Media Barons was the last funeral – print is declining and online is not making up the difference. Disruptive technology here is hyperlinks that link the knowledge. What happens when meta knowledge is created by everyone all the time?

The wedding is a world that is suffused with ambient information. But it needs navigators, teachers, guides, architects, conservators, reviews, critics, police – a skill set which librarians have been developing for centuries.

So what will librarians do in the coming information economy – everything that matters!

Peter Blake from Australian Catholic University then spoke on using wikis in Information Services. They converted their Reference Desk Manual into wiki format. His advice included: working out the wikis purpose, decide on features, database, community and scope and decide on how much structure it will have. Wiki features include images, attached documents and RSS feeds. If it is included as part of an intranet, it means one login gives you access to everything. Their structure is a loose hierarchy of topics, cross linked to the maximum depth with a welcome screen and help text.

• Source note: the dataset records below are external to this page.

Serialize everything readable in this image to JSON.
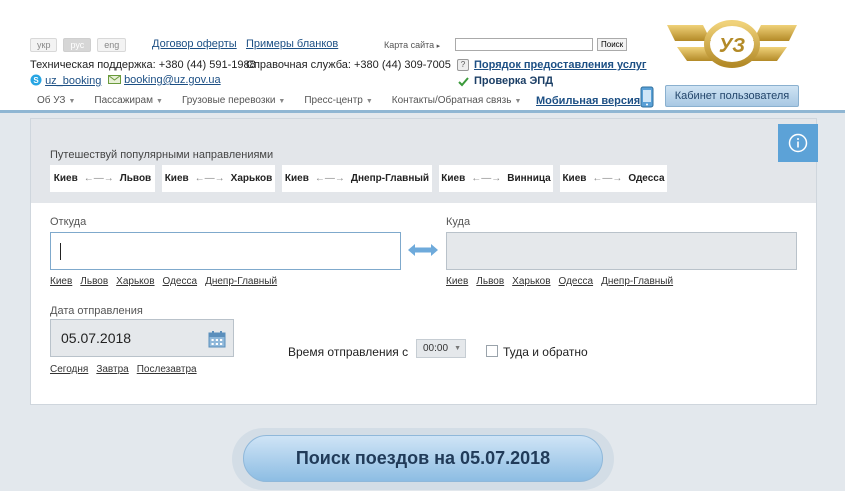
{
  "header": {
    "languages": [
      {
        "label": "укр",
        "active": false
      },
      {
        "label": "рус",
        "active": true
      },
      {
        "label": "eng",
        "active": false
      }
    ],
    "offer_link": "Договор оферты",
    "samples_link": "Примеры бланков",
    "sitemap": "Карта сайта",
    "search_button": "Поиск",
    "tech_support_label": "Техническая поддержка:",
    "tech_support_phone": "+380 (44) 591-1988",
    "help_label": "Справочная служба:",
    "help_phone": "+380 (44) 309-7005",
    "skype": "uz_booking",
    "email": "booking@uz.gov.ua",
    "services_link": "Порядок предоставления услуг",
    "epd_link": "Проверка ЭПД",
    "mobile_link": "Мобильная версия",
    "cabinet_button": "Кабинет пользователя",
    "logo_text": "УЗ",
    "menu": [
      "Об УЗ",
      "Пассажирам",
      "Грузовые перевозки",
      "Пресс-центр",
      "Контакты/Обратная связь"
    ]
  },
  "popular": {
    "title": "Путешествуй популярными направлениями",
    "routes": [
      {
        "from": "Киев",
        "to": "Львов"
      },
      {
        "from": "Киев",
        "to": "Харьков"
      },
      {
        "from": "Киев",
        "to": "Днепр-Главный"
      },
      {
        "from": "Киев",
        "to": "Винница"
      },
      {
        "from": "Киев",
        "to": "Одесса"
      }
    ]
  },
  "form": {
    "from_label": "Откуда",
    "to_label": "Куда",
    "from_value": "",
    "to_value": "",
    "quick_cities": [
      "Киев",
      "Львов",
      "Харьков",
      "Одесса",
      "Днепр-Главный"
    ],
    "date_label": "Дата отправления",
    "date_value": "05.07.2018",
    "date_shortcuts": [
      "Сегодня",
      "Завтра",
      "Послезавтра"
    ],
    "time_label": "Время отправления с",
    "time_value": "00:00",
    "roundtrip_label": "Туда и обратно",
    "roundtrip_checked": false
  },
  "search": {
    "button": "Поиск поездов на 05.07.2018"
  },
  "colors": {
    "accent": "#5ca2d7",
    "link": "#1c4f84",
    "logo_gold": "#c9a43a"
  }
}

From their evaluation they found that they were missing features they really needed and that there was confusion as to whether or not to link to their intranet. The intranet is only at one campus at present as they have been unable to do training and rollout to others because of other IT rollouts.

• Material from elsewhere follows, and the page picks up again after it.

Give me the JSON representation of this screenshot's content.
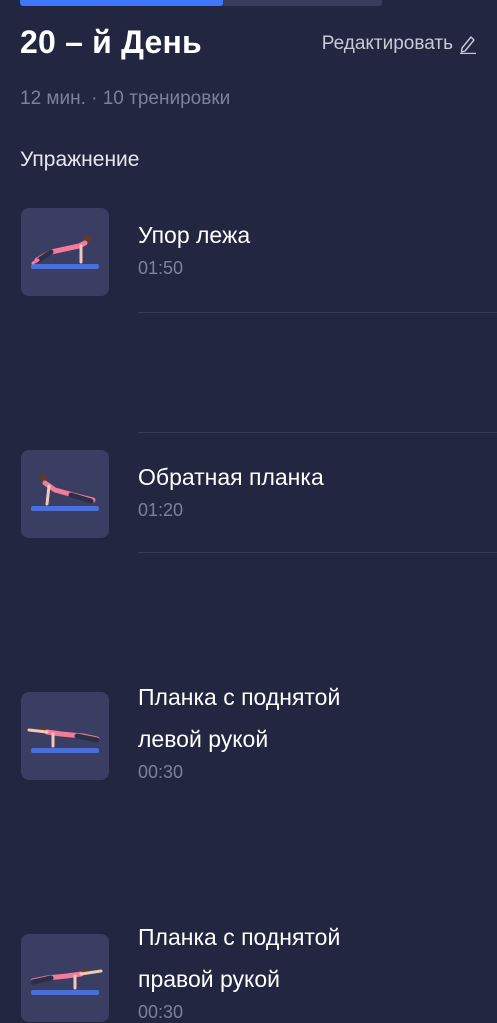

Sue Grey Smith and Luke Padgett from Curtin University spoke of some of the initiatives that have been introduced there using Open Source software. They are using Miranda IM to provide their Ask Online chat reference service. Its free, customisable under open source and has a number of install options. No IT support, but has a great support Forum. Can receive messages from different IM clients. Students can login directly via Curtin’s IM system or via any IM client. It has been marketed as a general point of contact, so queries can be technical, reference or lending based. Answers are immediate and although statistics are not availabe in the software, it has been very successful and saved money.

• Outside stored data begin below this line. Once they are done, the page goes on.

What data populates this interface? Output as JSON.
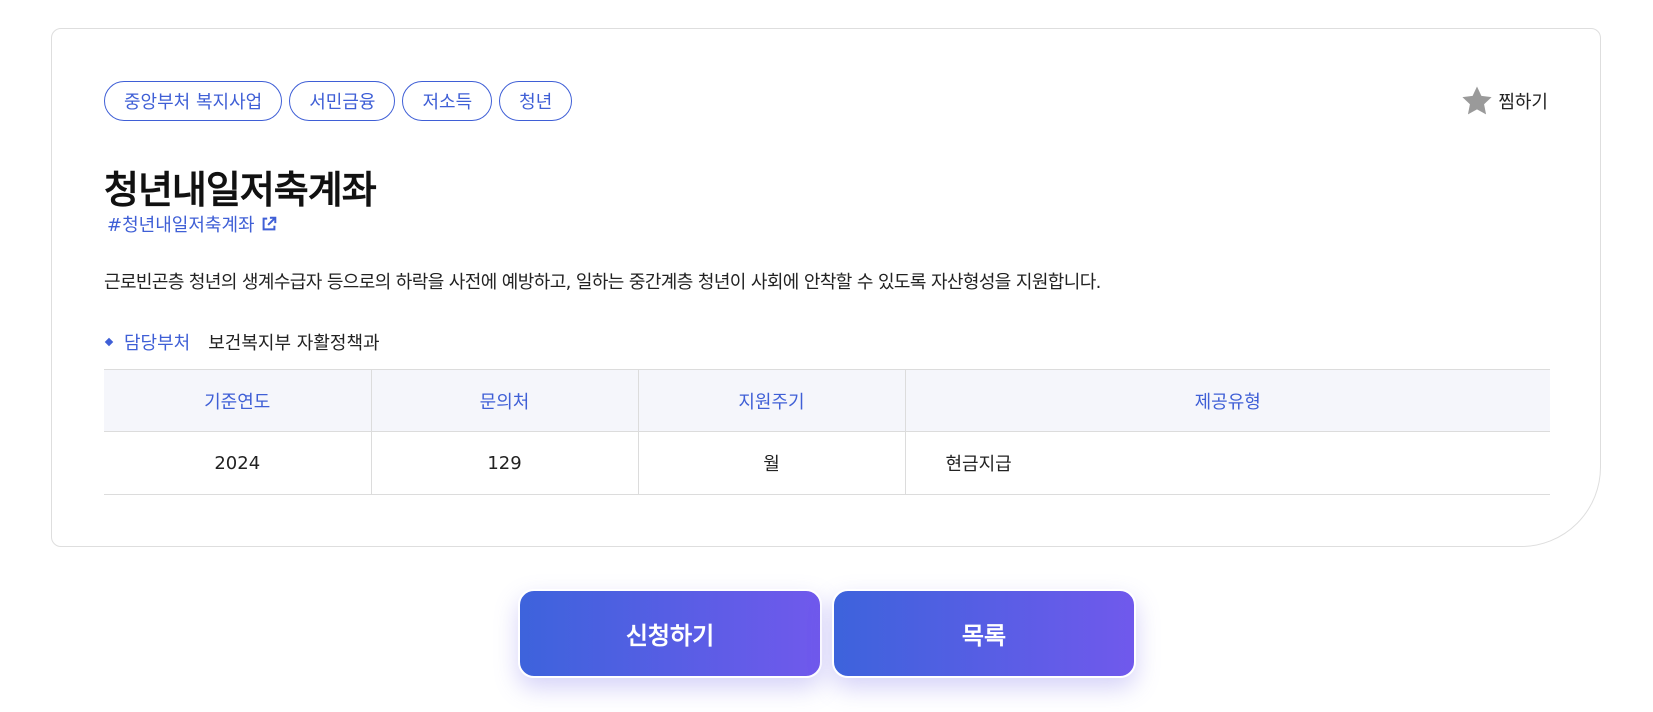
{
  "tags": [
    "중앙부처 복지사업",
    "서민금융",
    "저소득",
    "청년"
  ],
  "bookmark": {
    "label": "찜하기",
    "icon": "star-icon"
  },
  "title": "청년내일저축계좌",
  "hashtag": {
    "label": "#청년내일저축계좌",
    "icon": "external-link-icon"
  },
  "description": "근로빈곤층 청년의 생계수급자 등으로의 하락을 사전에 예방하고, 일하는 중간계층 청년이 사회에 안착할 수 있도록 자산형성을 지원합니다.",
  "department": {
    "label": "담당부처",
    "value": "보건복지부 자활정책과"
  },
  "table": {
    "headers": [
      "기준연도",
      "문의처",
      "지원주기",
      "제공유형"
    ],
    "row": [
      "2024",
      "129",
      "월",
      "현금지급"
    ]
  },
  "buttons": {
    "apply": "신청하기",
    "list": "목록"
  },
  "colors": {
    "accent": "#3f5fd6",
    "gradient_start": "#3d63dc",
    "gradient_end": "#7059ec",
    "header_bg": "#f5f6fb"
  }
}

Using Open source PHP – Pirate Source from East Carolina Uni, they are able to provide subject guides on the fly. 46 guides are provided, the old format was static and linked to via divisional directories. Programmers at Curtin had to make some changes to the software, but as a result, they now have 2 click, customised subject guides.

Podcasts have been created using Audacity, a laptop, microphone, quiet place and script. Mixed using Audacity and Creative Commons music from CCMixtr. They generated RSS feeds for them using online tools and created a web page to host the podcasts and feeds. They now have 30+ podcasts covering info literacy and book reviews, with 9379 downloads made from Feb to Nov 06.

They use b2evolution as their blog software – its free open source, which allows mutiple blogs, categorisation and has anti-spam features. It is resilient, needs little support and is easy to maintain. The use MediaWiki, a server based package for their internal documentation. They are considering using it for their public FAQ page. Open Source has made all these things possible. Some IT support is needed.

Gerard Egan from the ATO spoke on podcasting from a non-techie view. He highly recommended Michael Abulencia’s (RMIT) guide on podcasting. What to podcast? News, tours, information literacy, storytimes, workplace training, 5 minutes on important topics. Podcasts give personality and a voice to your organisation. You can find them using Podcast Directory or Loomia search engine. Podzinger lets you search within podcasts. Reverse podcasts are being used in education – the students listen first then come and discuss it in class. To convert text to MP# you can use Natural Reader, 2nd Speech Centre etc.

That was it for Day 2 – Session 4 was dedicated to exploring the Exhibitors Hall. I spent some time with old friends at Thomson Gale, OCLC Pica and Sirsi-Dynix and picked up the odd bit of information elsewhere. Didn’t win any of the prize drawers unfortunately.